Steel focusing on development, collaborationWritten by Gail Burkhardt | | email@example.com
Since his appointment to Toledo City Council in July, former Toledo Public School Board of Education president Steven Steel has proposed several initiatives to improve Toledo’s struggling economy.
Steel said his experience balancing the Toledo Public Schools (TPS) budget has helped him with his budget planning on council and with working with his constituents and other entities.
Working on council also has given the Democrat an opportunity to deal more directly with Toledo’s citizens than he did on the school board. Emotions also do not run as high at city council, he said.
“People take their trash collection seriously, but not as seriously as they take their children,” he said.
One of his main projects as an at-large council member is developing a joint economic district where Toledo and outside cities and townships work together. Recently, council agreed to make a joint economic development district near Metcalf Field, an airport owned by Toledo, but located in Wood County, Steel said.
The new district provides opportunities for warehouse facilities and transportation with nearby roads, trains and the airport.
Steel said he is trying to move other initiatives that he worked on with the school board to council, including cost-saving collaborative agreements between schools and other city properties. For example, if a school is next to a park, instead of having a Toledo Public School employee and a city employee maintain each entity, one employee would take care of both properties.
At-Large Councilman George Sarantou, a Republican and chairman of council’s finance committee, said Steel’s experience with personnel costs from TPS has been helpful for the city’s budget.
Steel is working to make the city greener with an initiative that he worked on at the school board, said Councilman Mike Craig, D- 3rd District.
“I think in the future, we’re going to look at having city council go paperless, which would mean less paper, not no paper,” Craig said, adding that Steel was on the school board when it went “paperless.”
Steel said he decided to take the appointed position on council in July instead of waiting to run in November because he wanted to gain experience.
“I decided that if I’m the right person in July then I’m the right person in January,” he said.
Despite leaving the board before the end of his term, Steel said he enjoyed the challenges that the board presented him.
“As my leadership as president, I can take some credit for making the school board a leading body,” Steel said of his time on the school board, adding that he hopes to improve council as well.
Current board president Bob Vasquez said Steel’s organization made the board better.
“He brought the board together to use a process for doing the board work, he strengthened our committee structure, he gave everybody instructions of how to work with their committee and work through the issues through committee,” Vasquez said.
Although Vasquez and board member Lisa Sobecki applauded Steel’s leadership, others said he was difficult to work with during his presidency.
“I don’t think ideas that I brought forward were considered by Mr.

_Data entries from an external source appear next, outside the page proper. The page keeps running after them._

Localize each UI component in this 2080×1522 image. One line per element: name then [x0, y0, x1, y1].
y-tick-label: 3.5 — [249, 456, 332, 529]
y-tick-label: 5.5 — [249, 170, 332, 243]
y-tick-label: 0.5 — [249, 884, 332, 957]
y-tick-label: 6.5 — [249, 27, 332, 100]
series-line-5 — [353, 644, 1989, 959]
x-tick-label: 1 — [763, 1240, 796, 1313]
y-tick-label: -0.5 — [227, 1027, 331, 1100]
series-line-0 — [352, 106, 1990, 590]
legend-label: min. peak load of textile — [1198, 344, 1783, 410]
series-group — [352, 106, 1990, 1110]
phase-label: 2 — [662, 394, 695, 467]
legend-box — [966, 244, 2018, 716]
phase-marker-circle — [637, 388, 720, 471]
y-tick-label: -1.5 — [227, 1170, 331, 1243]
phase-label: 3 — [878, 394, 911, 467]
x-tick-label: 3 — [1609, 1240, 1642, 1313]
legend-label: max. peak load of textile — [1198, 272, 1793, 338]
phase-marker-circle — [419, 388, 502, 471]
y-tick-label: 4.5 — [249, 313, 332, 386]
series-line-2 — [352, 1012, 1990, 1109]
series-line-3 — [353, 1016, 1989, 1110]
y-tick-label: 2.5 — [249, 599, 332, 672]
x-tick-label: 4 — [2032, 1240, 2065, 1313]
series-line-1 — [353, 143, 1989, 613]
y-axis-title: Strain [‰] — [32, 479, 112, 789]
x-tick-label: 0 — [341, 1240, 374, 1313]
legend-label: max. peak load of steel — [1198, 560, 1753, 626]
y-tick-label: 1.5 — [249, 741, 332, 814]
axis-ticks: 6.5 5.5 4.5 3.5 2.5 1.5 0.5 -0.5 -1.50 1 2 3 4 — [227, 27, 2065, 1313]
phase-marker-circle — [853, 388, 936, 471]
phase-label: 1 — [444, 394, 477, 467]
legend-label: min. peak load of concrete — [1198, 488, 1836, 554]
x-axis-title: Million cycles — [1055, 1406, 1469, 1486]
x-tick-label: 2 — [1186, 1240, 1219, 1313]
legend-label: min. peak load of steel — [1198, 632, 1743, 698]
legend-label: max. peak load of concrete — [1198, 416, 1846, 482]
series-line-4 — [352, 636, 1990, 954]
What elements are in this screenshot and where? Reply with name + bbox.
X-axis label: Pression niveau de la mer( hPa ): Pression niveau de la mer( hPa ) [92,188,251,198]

Steel,” said board member Darlene Fisher whose term ends in January.
She said that Steel did not include her in important board conversations and that he had a conflict of interest in dealing with the Toledo Federation of Teachers because his wife teaches in TPS.
Fisher added that Steel’s political aspirations may have prevented him from being a good board president.
“I think we need to find people who are focused mainly on education,” she said.
The former co-president of Parents for Public Schools in Toledo agrees.
“Steve Steel is only interested in himself and only does things that further his political career,” said Steven Flagg, who is a member of the public education reform group Urban Coalition.
Flagg said Steel was difficult to communicate with and did not close down schools to balance TPS’ budget because of his political goals.
Flagg said he also warned council members not to trust Steel.
However, council members with whom Steel has worked closely seem to respect the newcomer.
“He’s captured concepts that are vital for the future of the city of Toledo,” said Councilman D. Michael Collins, I-2nd District.